The recent hurricanes that hit the Gulf Coast are our worst nightmares come to life. And we’re on track for a record hurricane season. For most businesses, any kind of disaster can spell trouble. In the case of hurricanes, even if a business doesn’t take a direct hit, it may face costly downtime and recovery. Earthquakes can do the same. Either may take down regional communications completely for some period of time. Either can destroy a business’s own infrastructure, or damage its facilities to the point where it can be difficult to impossible to get onsite, assess damage, and bring systems back online.
If you’re properly protecting your business data, you likely already back up your data to an offsite location. That backup may be in separate room in your building, another building, or another campus. The main reason you want these backups to be relatively close to your primary data is for fast recovery. With a fast wide area network (WAN) connection, bandwidth bottlenecks are a non-issue. So you can get your data back online without waiting for it to download. That isn’t always the case with cloud solutions, where slow data transfers can lengthen downtime beyond what’s acceptable.

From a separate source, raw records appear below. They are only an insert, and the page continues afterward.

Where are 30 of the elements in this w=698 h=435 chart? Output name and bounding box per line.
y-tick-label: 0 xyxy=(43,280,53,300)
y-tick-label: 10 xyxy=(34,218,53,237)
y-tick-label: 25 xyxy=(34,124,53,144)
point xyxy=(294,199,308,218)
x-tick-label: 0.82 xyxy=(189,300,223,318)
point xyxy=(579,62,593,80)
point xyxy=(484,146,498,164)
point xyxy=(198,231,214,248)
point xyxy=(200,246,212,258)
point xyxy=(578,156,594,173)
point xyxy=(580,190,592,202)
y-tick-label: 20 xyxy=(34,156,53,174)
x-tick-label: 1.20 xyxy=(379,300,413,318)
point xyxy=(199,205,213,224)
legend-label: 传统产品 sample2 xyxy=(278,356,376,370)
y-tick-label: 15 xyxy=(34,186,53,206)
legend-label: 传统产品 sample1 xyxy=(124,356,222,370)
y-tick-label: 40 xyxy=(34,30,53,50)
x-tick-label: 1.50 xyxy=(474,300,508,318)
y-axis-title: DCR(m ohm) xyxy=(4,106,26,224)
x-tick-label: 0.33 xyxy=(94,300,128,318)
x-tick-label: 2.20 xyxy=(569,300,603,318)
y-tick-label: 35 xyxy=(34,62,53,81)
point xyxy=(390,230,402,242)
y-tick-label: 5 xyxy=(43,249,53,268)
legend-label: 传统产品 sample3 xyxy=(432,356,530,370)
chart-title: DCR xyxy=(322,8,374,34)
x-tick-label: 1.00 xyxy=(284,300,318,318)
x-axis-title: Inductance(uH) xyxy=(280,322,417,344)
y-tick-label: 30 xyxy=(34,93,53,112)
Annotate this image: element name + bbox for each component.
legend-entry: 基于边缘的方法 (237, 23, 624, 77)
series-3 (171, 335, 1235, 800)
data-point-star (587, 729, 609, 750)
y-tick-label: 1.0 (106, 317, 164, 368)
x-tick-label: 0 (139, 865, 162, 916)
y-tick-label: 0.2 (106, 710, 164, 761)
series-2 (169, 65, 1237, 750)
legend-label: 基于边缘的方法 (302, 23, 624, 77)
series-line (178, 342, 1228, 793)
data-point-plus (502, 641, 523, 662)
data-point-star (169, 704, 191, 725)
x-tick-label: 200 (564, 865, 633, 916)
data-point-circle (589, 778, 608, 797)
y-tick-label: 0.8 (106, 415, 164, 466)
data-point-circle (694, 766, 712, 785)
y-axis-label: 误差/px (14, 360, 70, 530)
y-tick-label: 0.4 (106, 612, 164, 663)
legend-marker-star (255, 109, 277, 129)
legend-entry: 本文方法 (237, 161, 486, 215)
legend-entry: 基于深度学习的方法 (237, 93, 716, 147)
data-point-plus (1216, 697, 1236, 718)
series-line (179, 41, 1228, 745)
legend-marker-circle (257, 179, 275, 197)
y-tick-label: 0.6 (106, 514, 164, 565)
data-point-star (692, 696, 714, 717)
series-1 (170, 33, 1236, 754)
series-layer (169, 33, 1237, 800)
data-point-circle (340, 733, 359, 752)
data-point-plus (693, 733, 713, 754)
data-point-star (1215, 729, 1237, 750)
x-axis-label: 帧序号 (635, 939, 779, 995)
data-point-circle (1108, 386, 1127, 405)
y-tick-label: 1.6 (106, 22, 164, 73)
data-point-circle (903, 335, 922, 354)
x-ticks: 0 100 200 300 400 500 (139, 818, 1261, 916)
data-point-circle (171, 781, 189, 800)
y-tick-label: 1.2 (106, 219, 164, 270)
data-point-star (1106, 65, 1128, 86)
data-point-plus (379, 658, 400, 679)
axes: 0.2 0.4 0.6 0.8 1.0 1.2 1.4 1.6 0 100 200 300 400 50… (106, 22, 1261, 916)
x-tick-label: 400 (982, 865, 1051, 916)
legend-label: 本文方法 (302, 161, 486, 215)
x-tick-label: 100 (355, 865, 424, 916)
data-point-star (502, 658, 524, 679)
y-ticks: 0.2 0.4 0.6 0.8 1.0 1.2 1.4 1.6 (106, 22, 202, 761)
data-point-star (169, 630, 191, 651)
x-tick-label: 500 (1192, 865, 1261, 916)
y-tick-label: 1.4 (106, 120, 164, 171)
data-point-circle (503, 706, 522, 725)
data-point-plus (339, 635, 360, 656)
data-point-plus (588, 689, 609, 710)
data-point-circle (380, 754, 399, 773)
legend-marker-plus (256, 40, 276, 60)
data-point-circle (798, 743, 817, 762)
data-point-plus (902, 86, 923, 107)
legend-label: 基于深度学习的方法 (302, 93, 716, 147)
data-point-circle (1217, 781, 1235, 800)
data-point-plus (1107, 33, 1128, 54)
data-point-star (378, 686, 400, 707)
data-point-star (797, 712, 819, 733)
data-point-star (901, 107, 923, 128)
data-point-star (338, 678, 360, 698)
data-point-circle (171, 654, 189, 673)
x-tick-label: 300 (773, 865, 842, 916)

That begs the question, just how far apart should backups be kept from your primary storage? And that brings us back to hurricanes, earthquakes, and other large-scale disasters. In any of these cases widespread destruction could mean your offsite data backup isn’t safe if it’s too close. If your company’s entire infrastructure—or worse, the entire regional infrastructure in which you operate—goes down, that offsite backup won’t do you much good.